I’ve been negligent in chronicling my automotive rants lately, having
gotten sucked into that swirling vortex that is daily-living.
Additionally, there is a new phenomenon in play that baffles me and
commands my attention. In a country fraught with racial tensions, economic woes
and (ugh) political campaigns we now seem to market shootings as if they were
reality TV. Not to be outshined by these horrible news-events turned
entertainment, our political leadership, incumbent and prospective, use the opportunity
of human tragedy to posture and push their agenda. I find the rancor repugnant.
I still want to believe America is better than all this, that she has value
other than what self-advancement we can squeeze out of divisiveness…. Maybe
that day is done, so let’s just have Hillary and The Donald duke it out on
American Ninja Warrior. It’s what we want anyway.
On May 7 Joshua Brown lost his life as his Tesla, at full highway
speed, drove under a tractor semi-trailer pulling across the road. Brown was
operating the vehicle in “autopilot” mode, which is a technological pit-stop
before we hit full car automation. This technology allows the car to maintain
lane, speed and brake as required during highway cruise. NHTSA and Tesla both
still have this incident on the half-shell, but it has been assumed the car
didn’t brake itself as it didn’t recognize the light colored trailer against
the bright sky. To little contrast for it to differentiate the threat.

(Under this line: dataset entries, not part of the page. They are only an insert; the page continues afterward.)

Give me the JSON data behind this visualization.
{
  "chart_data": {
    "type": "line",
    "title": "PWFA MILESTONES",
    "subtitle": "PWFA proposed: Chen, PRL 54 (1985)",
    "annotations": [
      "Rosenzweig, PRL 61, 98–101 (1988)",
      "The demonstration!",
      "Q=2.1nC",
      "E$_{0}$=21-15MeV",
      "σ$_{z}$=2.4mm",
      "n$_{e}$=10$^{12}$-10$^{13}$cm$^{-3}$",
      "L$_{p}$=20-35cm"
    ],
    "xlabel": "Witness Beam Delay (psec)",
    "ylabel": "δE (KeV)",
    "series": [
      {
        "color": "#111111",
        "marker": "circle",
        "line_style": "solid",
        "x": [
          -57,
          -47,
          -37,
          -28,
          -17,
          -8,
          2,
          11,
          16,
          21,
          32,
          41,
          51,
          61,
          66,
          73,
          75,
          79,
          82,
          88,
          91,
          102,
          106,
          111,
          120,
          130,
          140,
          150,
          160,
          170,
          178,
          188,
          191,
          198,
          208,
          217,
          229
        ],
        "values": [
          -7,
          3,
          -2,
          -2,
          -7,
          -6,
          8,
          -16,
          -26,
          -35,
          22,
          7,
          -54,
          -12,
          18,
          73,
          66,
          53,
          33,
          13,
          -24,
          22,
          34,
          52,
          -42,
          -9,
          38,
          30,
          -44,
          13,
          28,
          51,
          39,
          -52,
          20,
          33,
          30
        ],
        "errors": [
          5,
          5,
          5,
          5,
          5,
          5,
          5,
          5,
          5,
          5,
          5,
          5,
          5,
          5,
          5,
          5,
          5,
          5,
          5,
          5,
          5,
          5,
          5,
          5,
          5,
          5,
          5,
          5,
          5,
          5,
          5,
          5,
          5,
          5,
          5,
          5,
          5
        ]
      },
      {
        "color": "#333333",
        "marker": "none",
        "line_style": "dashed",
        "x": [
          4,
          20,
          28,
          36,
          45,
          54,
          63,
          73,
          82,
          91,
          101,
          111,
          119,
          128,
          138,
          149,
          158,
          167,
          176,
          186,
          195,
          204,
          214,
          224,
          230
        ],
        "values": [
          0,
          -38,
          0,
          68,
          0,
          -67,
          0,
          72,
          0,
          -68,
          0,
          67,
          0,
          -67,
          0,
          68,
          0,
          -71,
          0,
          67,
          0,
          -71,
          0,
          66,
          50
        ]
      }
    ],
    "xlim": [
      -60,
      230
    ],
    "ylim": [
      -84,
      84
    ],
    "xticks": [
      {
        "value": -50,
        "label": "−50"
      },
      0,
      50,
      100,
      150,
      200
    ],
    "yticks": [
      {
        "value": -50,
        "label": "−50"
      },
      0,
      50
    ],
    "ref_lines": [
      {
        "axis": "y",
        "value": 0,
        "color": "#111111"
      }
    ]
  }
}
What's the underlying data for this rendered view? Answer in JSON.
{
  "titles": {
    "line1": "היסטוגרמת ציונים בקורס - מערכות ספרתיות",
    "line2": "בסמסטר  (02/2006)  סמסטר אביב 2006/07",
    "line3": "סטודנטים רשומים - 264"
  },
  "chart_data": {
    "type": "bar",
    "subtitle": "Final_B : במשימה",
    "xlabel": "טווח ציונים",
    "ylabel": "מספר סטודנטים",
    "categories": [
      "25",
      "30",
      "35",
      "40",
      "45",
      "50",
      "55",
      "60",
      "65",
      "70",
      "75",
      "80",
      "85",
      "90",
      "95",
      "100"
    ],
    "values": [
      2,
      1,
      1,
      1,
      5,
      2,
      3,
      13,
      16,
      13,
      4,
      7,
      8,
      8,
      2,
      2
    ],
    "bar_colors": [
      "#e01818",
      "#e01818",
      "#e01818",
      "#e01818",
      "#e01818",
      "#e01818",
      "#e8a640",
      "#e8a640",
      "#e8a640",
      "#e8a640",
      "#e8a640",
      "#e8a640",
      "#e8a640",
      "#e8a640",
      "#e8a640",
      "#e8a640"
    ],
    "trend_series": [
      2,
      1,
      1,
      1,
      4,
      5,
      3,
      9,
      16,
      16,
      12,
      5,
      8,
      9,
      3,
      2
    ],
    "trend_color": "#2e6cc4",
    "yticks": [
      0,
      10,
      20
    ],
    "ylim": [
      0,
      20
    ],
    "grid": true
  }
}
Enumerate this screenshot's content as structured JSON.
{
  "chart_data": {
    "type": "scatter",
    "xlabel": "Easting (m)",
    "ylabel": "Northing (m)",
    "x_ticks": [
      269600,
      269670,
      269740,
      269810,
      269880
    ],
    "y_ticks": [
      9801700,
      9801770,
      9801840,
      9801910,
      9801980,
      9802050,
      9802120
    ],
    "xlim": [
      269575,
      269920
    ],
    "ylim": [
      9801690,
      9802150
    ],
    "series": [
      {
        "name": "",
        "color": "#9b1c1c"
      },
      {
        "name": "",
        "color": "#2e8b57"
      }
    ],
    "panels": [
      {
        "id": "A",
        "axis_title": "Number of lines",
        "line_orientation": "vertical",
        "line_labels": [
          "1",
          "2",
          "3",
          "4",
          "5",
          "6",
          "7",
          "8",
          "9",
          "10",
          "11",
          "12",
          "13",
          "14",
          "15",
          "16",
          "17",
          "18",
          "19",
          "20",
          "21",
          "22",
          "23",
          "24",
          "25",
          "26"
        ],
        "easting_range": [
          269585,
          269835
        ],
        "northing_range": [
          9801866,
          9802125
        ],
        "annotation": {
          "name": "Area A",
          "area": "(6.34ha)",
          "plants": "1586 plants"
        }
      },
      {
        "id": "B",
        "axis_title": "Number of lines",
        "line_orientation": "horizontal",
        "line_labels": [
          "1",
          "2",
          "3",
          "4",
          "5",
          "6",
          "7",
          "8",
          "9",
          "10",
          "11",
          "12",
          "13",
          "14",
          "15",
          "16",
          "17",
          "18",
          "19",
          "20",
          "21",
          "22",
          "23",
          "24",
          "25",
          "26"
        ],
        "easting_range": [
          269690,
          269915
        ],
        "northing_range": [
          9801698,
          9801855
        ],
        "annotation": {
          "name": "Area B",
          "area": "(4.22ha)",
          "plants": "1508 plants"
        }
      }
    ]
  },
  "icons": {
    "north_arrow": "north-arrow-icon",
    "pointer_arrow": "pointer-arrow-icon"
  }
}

Tesla reiterates that that the driver is ultimately responsible for the
car’s (or technology’s) usage. Yes, and as a manager I am responsible for the
performance of my assigned employees. This doesn’t mean I think out every move
they make or control every event of their day. I “trust” that they understand
their tasks and that they will involve me if they don’t. I put someone in place
to perform a task, so I let them perform it. Likely regardless of what legal
releases Mr. Brown signed at the dealership, this was his understanding of his
car’s technology as well. He trusted it would do what it was designed to do.
Back to the cost: So here we have a situation where an individual mistakenly
entrusted a technology with a critical task to the loss of his own life. By his
reasoning and past experience, the car would do what it had to do, go down the
road and leave him out of the mix. NHTSA’s most recent published records are
2014 data, but in that year 32,675 people lost their life in automotive accidents.
About 90 funerals a day. By way of contrast, in 2013 (CDC’s latest stats),
11,208 people lost their lives due to firearms in our 50 states; this data
includes malicious intent, accidental and defensive loss of life.
And here’s the rub; Automotive
or firearm causes, these people lost their lives; often through no fault of
their own, or sometimes due to poor choices… sometimes just being in the wrong
place at the wrong time. I suspect a husband
or wife, mother or father, son or daughter feels no less grief regardless of
the cause of their loved one’s death. The tears don’t suddenly evaporate as
they exclaim “oh, it was only a car”! Automotive deaths don’t drive TV ratings
or make viable campaign fodder I guess.
Automated cars will bone up their act one day, getting more proactive,
less prone to failure and “safer”. But regardless how automated and “safe” they
get, there will still be deaths. People will use them; with all the poorly
informed decisions that go along with personhood. We may not care for the
answer, but ultimately Tesla is right, we alone are responsible for how we use
the technology. So regardless of the technology, let’s use it responsibly.